Europäischer Gerichtshof bestätigt: anlasslose Vorratsdatenspeicherung mit dem Europarecht unvereinbar

Der Europäische Gerichtshof (EuGH) hat heute sein Urteil zur deutschen Vorratsdatenspeicherung gefällt und dabei seine ständige Rechtsprechung bestätigt: Die anlasslose und allgemeine Speicherung von Daten, die während des Telefonierens und der Nutzung des Internets anfallen, zur präventiven Bekämpfung von Kriminalität ist mit dem Europarecht unvereinbar. Dazu erklärt Carl-Bernhard von Heusinger, innenpolitischer Sprecher der GRÜNEN Fraktion im Landtag von Rheinland-Pfalz:

„Als GRÜNE Fraktion haben wir uns stets dagegen gestellt, dass die Vorratsdatenspeicherung in ihrer jetzigen Ausgestaltung Eingang ins rheinland-pfälzische Recht findet. Das Urteil des Europäischen Gerichtshofs bestätigt uns in unserer Auffassung, dass eine anlasslose Vorratsdatenspeicherung rechtlich nicht haltbar ist.

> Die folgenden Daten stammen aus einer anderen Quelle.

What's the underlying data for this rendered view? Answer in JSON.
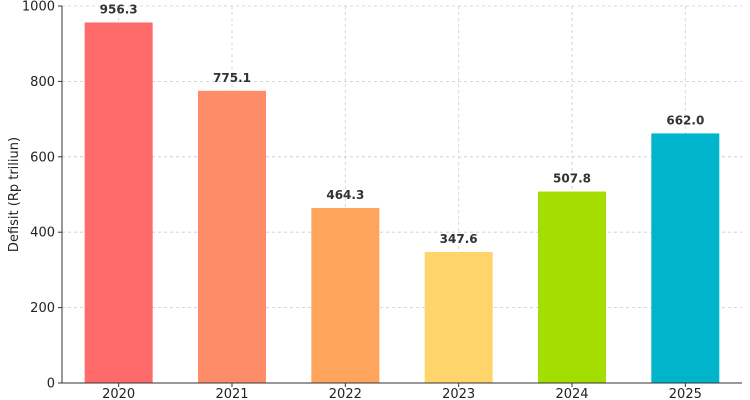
{
  "chart_data": {
    "type": "bar",
    "categories": [
      "2020",
      "2021",
      "2022",
      "2023",
      "2024",
      "2025"
    ],
    "values": [
      956.3,
      775.1,
      464.3,
      347.6,
      507.8,
      662.0
    ],
    "data_labels": [
      "956.3",
      "775.1",
      "464.3",
      "347.6",
      "507.8",
      "662.0"
    ],
    "colors": [
      "#ff6b6b",
      "#ff8c69",
      "#ffa45b",
      "#ffd56b",
      "#a3de00",
      "#00b4cc"
    ],
    "ylabel": "Defisit (Rp triliun)",
    "ylim": [
      0,
      1000
    ],
    "yticks": [
      0,
      200,
      400,
      600,
      800,
      1000
    ],
    "grid": true,
    "legend": "none"
  }
}
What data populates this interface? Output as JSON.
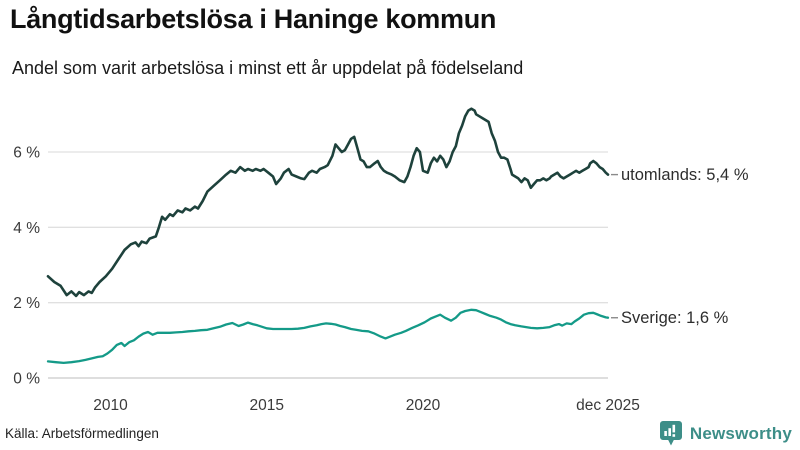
{
  "header": {
    "title": "Långtidsarbetslösa i Haninge kommun",
    "subtitle": "Andel som varit arbetslösa i minst ett år uppdelat på födelseland"
  },
  "footer": {
    "source": "Källa: Arbetsförmedlingen",
    "brand": "Newsworthy",
    "brand_color": "#3d8e88"
  },
  "colors": {
    "series_utomlands": "#1e423c",
    "series_sverige": "#149a88",
    "gridline": "#e0e0e0",
    "baseline": "#c9c9c9",
    "tick_text": "#3a3a3a",
    "leader_dash": "#8a8a8a"
  },
  "chart_data": {
    "type": "line",
    "title": "Långtidsarbetslösa i Haninge kommun",
    "subtitle": "Andel som varit arbetslösa i minst ett år uppdelat på födelseland",
    "xlabel": "",
    "ylabel": "",
    "x_range": [
      2008.0,
      2025.92
    ],
    "y_range": [
      0,
      7.5
    ],
    "grid": true,
    "legend_position": "right-end-of-line",
    "x_ticks": [
      {
        "label": "2010",
        "year": 2010
      },
      {
        "label": "2015",
        "year": 2015
      },
      {
        "label": "2020",
        "year": 2020
      },
      {
        "label": "dec 2025",
        "year": 2025.92
      }
    ],
    "y_ticks": [
      {
        "label": "0 %",
        "value": 0
      },
      {
        "label": "2 %",
        "value": 2
      },
      {
        "label": "4 %",
        "value": 4
      },
      {
        "label": "6 %",
        "value": 6
      }
    ],
    "series": [
      {
        "name": "utomlands",
        "label": "utomlands: 5,4 %",
        "last_value": "5,4 %",
        "color": "#1e423c",
        "stroke_width": 2.6,
        "points": [
          [
            2008.0,
            2.7
          ],
          [
            2008.2,
            2.55
          ],
          [
            2008.4,
            2.45
          ],
          [
            2008.6,
            2.2
          ],
          [
            2008.75,
            2.3
          ],
          [
            2008.9,
            2.18
          ],
          [
            2009.0,
            2.28
          ],
          [
            2009.15,
            2.2
          ],
          [
            2009.3,
            2.3
          ],
          [
            2009.4,
            2.26
          ],
          [
            2009.5,
            2.4
          ],
          [
            2009.65,
            2.55
          ],
          [
            2009.85,
            2.7
          ],
          [
            2010.05,
            2.9
          ],
          [
            2010.25,
            3.15
          ],
          [
            2010.45,
            3.4
          ],
          [
            2010.65,
            3.55
          ],
          [
            2010.8,
            3.6
          ],
          [
            2010.9,
            3.5
          ],
          [
            2011.0,
            3.62
          ],
          [
            2011.15,
            3.58
          ],
          [
            2011.25,
            3.7
          ],
          [
            2011.45,
            3.76
          ],
          [
            2011.55,
            4.0
          ],
          [
            2011.65,
            4.28
          ],
          [
            2011.75,
            4.2
          ],
          [
            2011.9,
            4.35
          ],
          [
            2012.0,
            4.3
          ],
          [
            2012.15,
            4.45
          ],
          [
            2012.3,
            4.4
          ],
          [
            2012.4,
            4.5
          ],
          [
            2012.55,
            4.45
          ],
          [
            2012.7,
            4.55
          ],
          [
            2012.8,
            4.5
          ],
          [
            2012.95,
            4.7
          ],
          [
            2013.1,
            4.95
          ],
          [
            2013.3,
            5.1
          ],
          [
            2013.5,
            5.25
          ],
          [
            2013.7,
            5.4
          ],
          [
            2013.85,
            5.5
          ],
          [
            2014.0,
            5.45
          ],
          [
            2014.15,
            5.6
          ],
          [
            2014.3,
            5.5
          ],
          [
            2014.4,
            5.55
          ],
          [
            2014.55,
            5.5
          ],
          [
            2014.65,
            5.55
          ],
          [
            2014.8,
            5.5
          ],
          [
            2014.9,
            5.55
          ],
          [
            2015.05,
            5.45
          ],
          [
            2015.2,
            5.35
          ],
          [
            2015.3,
            5.15
          ],
          [
            2015.45,
            5.3
          ],
          [
            2015.55,
            5.45
          ],
          [
            2015.7,
            5.55
          ],
          [
            2015.8,
            5.4
          ],
          [
            2015.95,
            5.35
          ],
          [
            2016.1,
            5.3
          ],
          [
            2016.2,
            5.28
          ],
          [
            2016.35,
            5.45
          ],
          [
            2016.45,
            5.5
          ],
          [
            2016.6,
            5.45
          ],
          [
            2016.7,
            5.55
          ],
          [
            2016.85,
            5.6
          ],
          [
            2016.95,
            5.65
          ],
          [
            2017.1,
            5.9
          ],
          [
            2017.2,
            6.2
          ],
          [
            2017.3,
            6.1
          ],
          [
            2017.4,
            6.0
          ],
          [
            2017.5,
            6.05
          ],
          [
            2017.6,
            6.2
          ],
          [
            2017.7,
            6.35
          ],
          [
            2017.8,
            6.4
          ],
          [
            2017.9,
            6.1
          ],
          [
            2018.0,
            5.8
          ],
          [
            2018.1,
            5.75
          ],
          [
            2018.2,
            5.6
          ],
          [
            2018.3,
            5.6
          ],
          [
            2018.45,
            5.7
          ],
          [
            2018.55,
            5.76
          ],
          [
            2018.65,
            5.6
          ],
          [
            2018.75,
            5.5
          ],
          [
            2018.85,
            5.45
          ],
          [
            2019.0,
            5.4
          ],
          [
            2019.1,
            5.35
          ],
          [
            2019.25,
            5.25
          ],
          [
            2019.4,
            5.2
          ],
          [
            2019.5,
            5.35
          ],
          [
            2019.6,
            5.6
          ],
          [
            2019.7,
            5.9
          ],
          [
            2019.8,
            6.1
          ],
          [
            2019.9,
            6.0
          ],
          [
            2020.0,
            5.5
          ],
          [
            2020.15,
            5.45
          ],
          [
            2020.25,
            5.7
          ],
          [
            2020.35,
            5.85
          ],
          [
            2020.45,
            5.75
          ],
          [
            2020.55,
            5.9
          ],
          [
            2020.65,
            5.8
          ],
          [
            2020.75,
            5.6
          ],
          [
            2020.85,
            5.75
          ],
          [
            2020.95,
            6.0
          ],
          [
            2021.05,
            6.15
          ],
          [
            2021.15,
            6.5
          ],
          [
            2021.25,
            6.7
          ],
          [
            2021.35,
            6.95
          ],
          [
            2021.45,
            7.1
          ],
          [
            2021.55,
            7.15
          ],
          [
            2021.65,
            7.1
          ],
          [
            2021.7,
            7.0
          ],
          [
            2021.8,
            6.95
          ],
          [
            2021.9,
            6.9
          ],
          [
            2022.0,
            6.85
          ],
          [
            2022.1,
            6.8
          ],
          [
            2022.2,
            6.5
          ],
          [
            2022.3,
            6.3
          ],
          [
            2022.4,
            6.0
          ],
          [
            2022.5,
            5.85
          ],
          [
            2022.6,
            5.85
          ],
          [
            2022.7,
            5.8
          ],
          [
            2022.8,
            5.55
          ],
          [
            2022.85,
            5.4
          ],
          [
            2022.95,
            5.35
          ],
          [
            2023.05,
            5.3
          ],
          [
            2023.15,
            5.2
          ],
          [
            2023.25,
            5.3
          ],
          [
            2023.35,
            5.25
          ],
          [
            2023.45,
            5.05
          ],
          [
            2023.55,
            5.15
          ],
          [
            2023.65,
            5.25
          ],
          [
            2023.75,
            5.25
          ],
          [
            2023.85,
            5.3
          ],
          [
            2023.95,
            5.25
          ],
          [
            2024.05,
            5.3
          ],
          [
            2024.1,
            5.35
          ],
          [
            2024.2,
            5.4
          ],
          [
            2024.3,
            5.45
          ],
          [
            2024.4,
            5.35
          ],
          [
            2024.5,
            5.3
          ],
          [
            2024.6,
            5.35
          ],
          [
            2024.7,
            5.4
          ],
          [
            2024.8,
            5.45
          ],
          [
            2024.9,
            5.5
          ],
          [
            2025.0,
            5.45
          ],
          [
            2025.1,
            5.5
          ],
          [
            2025.2,
            5.55
          ],
          [
            2025.3,
            5.6
          ],
          [
            2025.35,
            5.7
          ],
          [
            2025.45,
            5.76
          ],
          [
            2025.55,
            5.7
          ],
          [
            2025.65,
            5.6
          ],
          [
            2025.75,
            5.55
          ],
          [
            2025.85,
            5.45
          ],
          [
            2025.92,
            5.4
          ]
        ]
      },
      {
        "name": "Sverige",
        "label": "Sverige: 1,6 %",
        "last_value": "1,6 %",
        "color": "#149a88",
        "stroke_width": 2.3,
        "points": [
          [
            2008.0,
            0.44
          ],
          [
            2008.25,
            0.42
          ],
          [
            2008.5,
            0.4
          ],
          [
            2008.75,
            0.42
          ],
          [
            2009.0,
            0.45
          ],
          [
            2009.2,
            0.48
          ],
          [
            2009.4,
            0.52
          ],
          [
            2009.6,
            0.56
          ],
          [
            2009.75,
            0.58
          ],
          [
            2009.9,
            0.65
          ],
          [
            2010.05,
            0.75
          ],
          [
            2010.2,
            0.88
          ],
          [
            2010.35,
            0.93
          ],
          [
            2010.45,
            0.85
          ],
          [
            2010.6,
            0.95
          ],
          [
            2010.75,
            1.0
          ],
          [
            2010.9,
            1.1
          ],
          [
            2011.05,
            1.18
          ],
          [
            2011.2,
            1.22
          ],
          [
            2011.35,
            1.15
          ],
          [
            2011.5,
            1.2
          ],
          [
            2011.7,
            1.2
          ],
          [
            2011.9,
            1.2
          ],
          [
            2012.1,
            1.21
          ],
          [
            2012.3,
            1.22
          ],
          [
            2012.5,
            1.24
          ],
          [
            2012.7,
            1.25
          ],
          [
            2012.9,
            1.27
          ],
          [
            2013.1,
            1.28
          ],
          [
            2013.3,
            1.32
          ],
          [
            2013.5,
            1.36
          ],
          [
            2013.7,
            1.42
          ],
          [
            2013.9,
            1.46
          ],
          [
            2014.1,
            1.38
          ],
          [
            2014.25,
            1.42
          ],
          [
            2014.4,
            1.47
          ],
          [
            2014.55,
            1.43
          ],
          [
            2014.7,
            1.4
          ],
          [
            2014.85,
            1.36
          ],
          [
            2015.0,
            1.32
          ],
          [
            2015.2,
            1.3
          ],
          [
            2015.4,
            1.3
          ],
          [
            2015.6,
            1.3
          ],
          [
            2015.8,
            1.3
          ],
          [
            2016.0,
            1.31
          ],
          [
            2016.2,
            1.33
          ],
          [
            2016.4,
            1.37
          ],
          [
            2016.6,
            1.4
          ],
          [
            2016.75,
            1.43
          ],
          [
            2016.9,
            1.45
          ],
          [
            2017.05,
            1.44
          ],
          [
            2017.2,
            1.42
          ],
          [
            2017.35,
            1.38
          ],
          [
            2017.5,
            1.35
          ],
          [
            2017.7,
            1.3
          ],
          [
            2017.85,
            1.28
          ],
          [
            2018.05,
            1.25
          ],
          [
            2018.25,
            1.24
          ],
          [
            2018.45,
            1.18
          ],
          [
            2018.65,
            1.1
          ],
          [
            2018.8,
            1.05
          ],
          [
            2018.95,
            1.1
          ],
          [
            2019.1,
            1.15
          ],
          [
            2019.3,
            1.2
          ],
          [
            2019.45,
            1.25
          ],
          [
            2019.65,
            1.33
          ],
          [
            2019.85,
            1.4
          ],
          [
            2020.05,
            1.48
          ],
          [
            2020.25,
            1.58
          ],
          [
            2020.4,
            1.63
          ],
          [
            2020.55,
            1.68
          ],
          [
            2020.7,
            1.6
          ],
          [
            2020.9,
            1.52
          ],
          [
            2021.05,
            1.6
          ],
          [
            2021.2,
            1.73
          ],
          [
            2021.35,
            1.78
          ],
          [
            2021.55,
            1.81
          ],
          [
            2021.7,
            1.8
          ],
          [
            2021.85,
            1.75
          ],
          [
            2022.0,
            1.7
          ],
          [
            2022.15,
            1.65
          ],
          [
            2022.35,
            1.6
          ],
          [
            2022.5,
            1.55
          ],
          [
            2022.65,
            1.48
          ],
          [
            2022.8,
            1.43
          ],
          [
            2022.95,
            1.4
          ],
          [
            2023.15,
            1.37
          ],
          [
            2023.3,
            1.35
          ],
          [
            2023.45,
            1.33
          ],
          [
            2023.65,
            1.32
          ],
          [
            2023.85,
            1.33
          ],
          [
            2024.05,
            1.35
          ],
          [
            2024.2,
            1.4
          ],
          [
            2024.35,
            1.43
          ],
          [
            2024.45,
            1.39
          ],
          [
            2024.6,
            1.45
          ],
          [
            2024.75,
            1.43
          ],
          [
            2024.85,
            1.5
          ],
          [
            2025.0,
            1.58
          ],
          [
            2025.15,
            1.68
          ],
          [
            2025.3,
            1.72
          ],
          [
            2025.45,
            1.73
          ],
          [
            2025.55,
            1.7
          ],
          [
            2025.7,
            1.65
          ],
          [
            2025.85,
            1.61
          ],
          [
            2025.92,
            1.6
          ]
        ]
      }
    ]
  }
}
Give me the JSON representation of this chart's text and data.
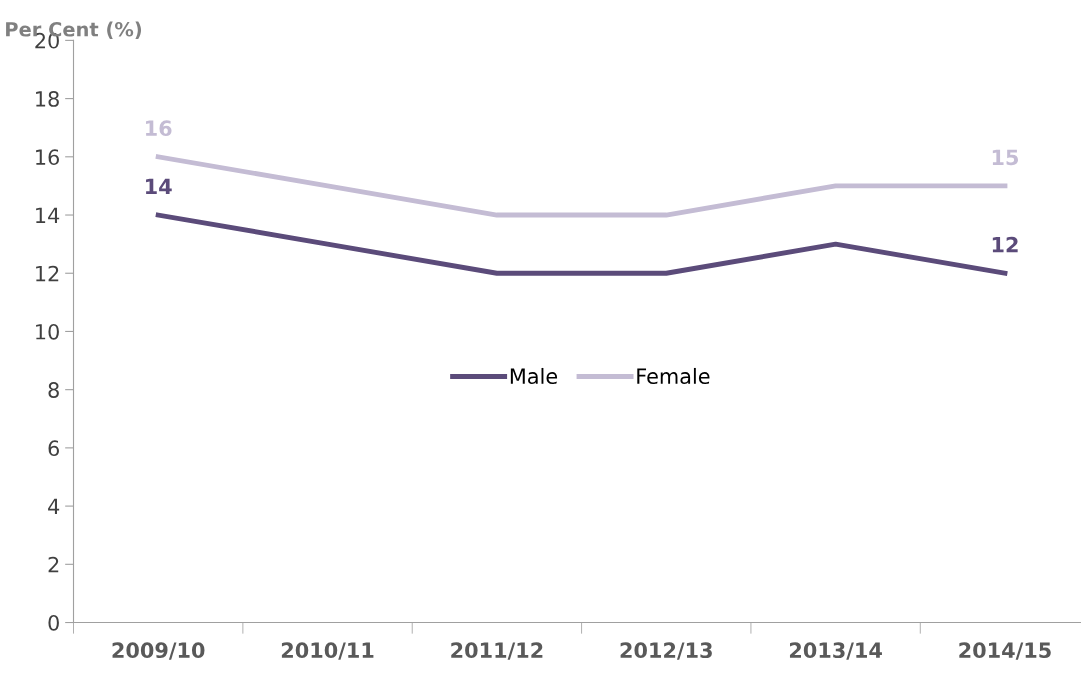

Die massenhafte Speicherung von Verkehrsdaten ohne Anlass stellt aus unserer Sicht darüber hinaus kein wirksames Mittel dar, um Kriminalität zu bekämpfen. Kriminalität im Internet betrifft vor allem die Verbreitung von Darstellungen von sexuellem Missbrauch an Kindern. Zur Bekämpfung dieser Verbrechen brauchen wir aber zielgenaue Eingriffsbefugnisse. Der EuGH spricht in seiner heutigen Entscheidung ebenfalls von einer gezielten Vorratsdatenspeicherung, die unter eng umrissenen Rahmenbedingungen für bestimmte Zwecke wie zur Bekämpfung schwerer Kriminalität erlaubt ist.

Wir unterstützen deshalb das im Koalitionsvertrag des Bundes verankerte Vorhaben, die Vorratsdatenspeicherung grundrechts- und europarechtskonform auszugestalten: nämlich ausschließlich anlassbezogen und mit richterlichem Beschluss. Eine solche Ausgestaltung ist mit dem EU-Recht vereinbar, wie die Entscheidungshistorie des EuGH zeigt. Aus unserer Sicht stellt auch das sogenannte Quick-Freeze-Verfahren im Gegensatz zur anlasslosen Datenspeicherung ein rechtskonformes Mittel dar, weil Internetprovider erst bei einem Anfangsverdacht Daten zu einer tatverdächtigen Person speichern müssen.

Gleichzeitig ist für uns GRÜNE klar, dass mehr Eingriffsbefugnisse nicht automatisch zu mehr Sicherheit führen. Der Fokus muss auf der Prävention liegen, auch im digitalen Raum. Der Aufschlag der Europäischen Kommission für ein Gesetz über Cyberresilienz geht dabei in die richtige Richtung, weil Sicherheitsanforderungen für Hard- und Softwareprodukte eingeführt werden, damit es erst gar nicht zu Cyberangriffen kommt.“

Hintergrund:

Die Vorratsdatenspeicherung umfasst die anlasslose Speicherung von Kommunikationsdaten durch private Telekommunikationsanbieter zum Zweck der Nutzung durch staatliche Stellen, wie etwa der Polizei, zur Nutzung zur Strafverfolgung, Gefahrenabwehr oder Terrorismusbekämpfung. Die Speicherung betrifft nicht den Inhalt von Kommunikation, sondern Telefon- und Internet-Verkehrsdaten: Von welcher Telefonnummer ruft wer wen für wie lange an? Wer sendet wem wann eine SMS oder Ähnliches? Wer surfte wann mit welcher IP-Adresse im Internet? Der Verband der Internetwirtschaft e.V. schätzt, dass es sich in Deutschland um etwa 246 Millionen Datensätze täglich handelt.

Bei der Entscheidung des Europäischen Gerichtshofs ging es um das im Jahr 2015 verabschiedete „Gesetz zur Einführung einer Speicherpflicht und einer Höchstspeicherfrist für Verkehrsdaten“ (BGBl. I 205 S. 2218), welches Telekommunikationsunternehmen zur Speicherung von im Internet und bei Telefonie anfallenden Verkehrsdaten gemäß § 176 Telekommunikationsgesetz (TKG) neue Fassung verpflichtet. Weil das OVG Nordrhein-Westfalen in seinem Beschluss vom 22. Juni 2017 bei der Vorratsdatenspeicherung einen Verstoß gegen das EU Recht sah (Az. 13 B 238/17), wurde die Pflicht zur Speicherung seit Mitte 2017 nicht vollzogen.